In terms of rewards, there are plenty of different types of reward cards. It is important to choose one with rewards that you will actually use. If you are just starting to spend on your own as a college student, I would recommend the generic cashback credit card which gives you, well, cash which can be used for any purchase you want. If you fly frequently, airline miles credit cards may be more appropriate where you earn miles or points which can be redeemed for miles with each purchase. There are also hotel reward cards which offer points for redemption with that hotel which may be helpful if you plan on visiting a lot of different places. When looking at rewards, it is important to see what percentage you are actually earning. If your rewards program uses points, make sure that the point to cash rate is comparable. I know for my Citi Forward card, I get a point per dollar spent on it which is the same as other cards, but it takes a lot more points to get the same cash as a reward. Also be aware of minimum redemption limits. For example, I have to wait until I get $25 in rewards on my American Express card before I can redeem it as cash or a statement deduction.
Reward credit cards are perfect for ideal spenders who spend within their budget and make their monthly payments on time. If you constantly carry over a balance month to month, rewards are not what you should be aiming to get. If you need help financing your normal expenditures (in which case, you may also want to look at budgeting first) then a low interest (APR) credit card is probably more important. Many of these cards and reward cards have a low intro APR (often at a teasing 0%), so make sure you are aware of how long these last and what the actual APR will be for the lifetime of the card. The low end of these cards may eventually charge around 11% APR rather than the 18-20% APR of some reward cards. Of course, no matter what credit card it is, if you pay your bill within the grace period (often 20 days) after your statement comes out each month, you will get charged no interest and won't have to worry about the APR.

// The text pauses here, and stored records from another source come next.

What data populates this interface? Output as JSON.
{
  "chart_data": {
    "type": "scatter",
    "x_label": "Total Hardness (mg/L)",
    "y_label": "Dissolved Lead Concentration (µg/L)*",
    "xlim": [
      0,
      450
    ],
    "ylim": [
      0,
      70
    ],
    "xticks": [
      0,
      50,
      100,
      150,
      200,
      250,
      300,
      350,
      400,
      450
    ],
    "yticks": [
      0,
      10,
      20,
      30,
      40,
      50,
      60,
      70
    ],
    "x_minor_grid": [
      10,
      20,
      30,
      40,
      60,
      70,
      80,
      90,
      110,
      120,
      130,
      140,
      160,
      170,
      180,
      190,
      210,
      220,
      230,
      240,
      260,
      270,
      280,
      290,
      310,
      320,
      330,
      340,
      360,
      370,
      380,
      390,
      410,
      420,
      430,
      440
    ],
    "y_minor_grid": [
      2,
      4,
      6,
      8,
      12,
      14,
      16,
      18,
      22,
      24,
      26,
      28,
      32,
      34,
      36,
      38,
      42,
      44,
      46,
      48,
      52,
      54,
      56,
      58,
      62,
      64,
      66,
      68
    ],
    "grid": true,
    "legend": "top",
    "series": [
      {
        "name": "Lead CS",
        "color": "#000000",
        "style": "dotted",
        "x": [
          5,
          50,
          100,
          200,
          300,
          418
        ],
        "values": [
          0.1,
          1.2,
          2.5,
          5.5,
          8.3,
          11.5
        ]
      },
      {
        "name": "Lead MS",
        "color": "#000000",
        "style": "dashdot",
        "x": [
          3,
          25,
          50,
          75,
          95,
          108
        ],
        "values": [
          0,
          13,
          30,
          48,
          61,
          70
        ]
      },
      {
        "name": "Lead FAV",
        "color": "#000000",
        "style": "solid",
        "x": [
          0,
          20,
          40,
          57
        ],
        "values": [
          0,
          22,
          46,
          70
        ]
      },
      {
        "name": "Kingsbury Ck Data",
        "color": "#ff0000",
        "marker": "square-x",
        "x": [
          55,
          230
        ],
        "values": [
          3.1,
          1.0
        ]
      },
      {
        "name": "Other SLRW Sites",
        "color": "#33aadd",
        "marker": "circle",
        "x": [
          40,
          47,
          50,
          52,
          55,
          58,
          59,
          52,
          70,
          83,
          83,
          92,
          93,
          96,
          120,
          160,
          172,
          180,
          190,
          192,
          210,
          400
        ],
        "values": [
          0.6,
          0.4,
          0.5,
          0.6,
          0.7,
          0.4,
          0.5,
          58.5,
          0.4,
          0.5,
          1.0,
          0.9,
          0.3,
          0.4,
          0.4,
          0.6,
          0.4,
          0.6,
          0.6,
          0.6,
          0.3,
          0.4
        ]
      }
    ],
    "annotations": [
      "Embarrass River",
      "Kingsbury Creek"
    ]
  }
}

Finally, and for probably the most impulsive spenders (I just noticed the order goes in descending stability of managing your finances), there are balance transfer credit cards which offer a low APR rate for transferring the balance of another credit line. I might make a more detailed post later, but a balance transfer is when you carry debt on a credit card and want to avoid paying interest on it for a while. You can transfer the balance to another credit card and then get charged the new card's APR. Many cards offer a 0% intro balance transfer APR for 12-21 months depending on the card. This means if you are paying 20% on the balance you are carrying on a credit card, you can temporarily move it and avoid paying any interest until the intro period ends. However, this only stalls for some extra time to get your act together and get the money to pay it off. It would be much more beneficial to learn how to budget and avoid getting into debt altogether.
You should pay attention to the other details of a credit card when deciding on which one to get, including the annual fee (avoid this at all costs), any introductory offers (Citi offers a $200 cashback if you spend $500 in the first 3 months for a new Citi Dividend card), and the appropriateness of your credit level with the card. If you are just starting, a student credit card may be more favorable since there is a higher chance you will get approved if you don't earn any income.
No matter what credit card you do end up getting, it's important to find one that matches your lifestyle and meets your needs. Also, always remember that it is better to use your card responsibly, only for the purchases you would otherwise normally buy, and pay off your balance each month.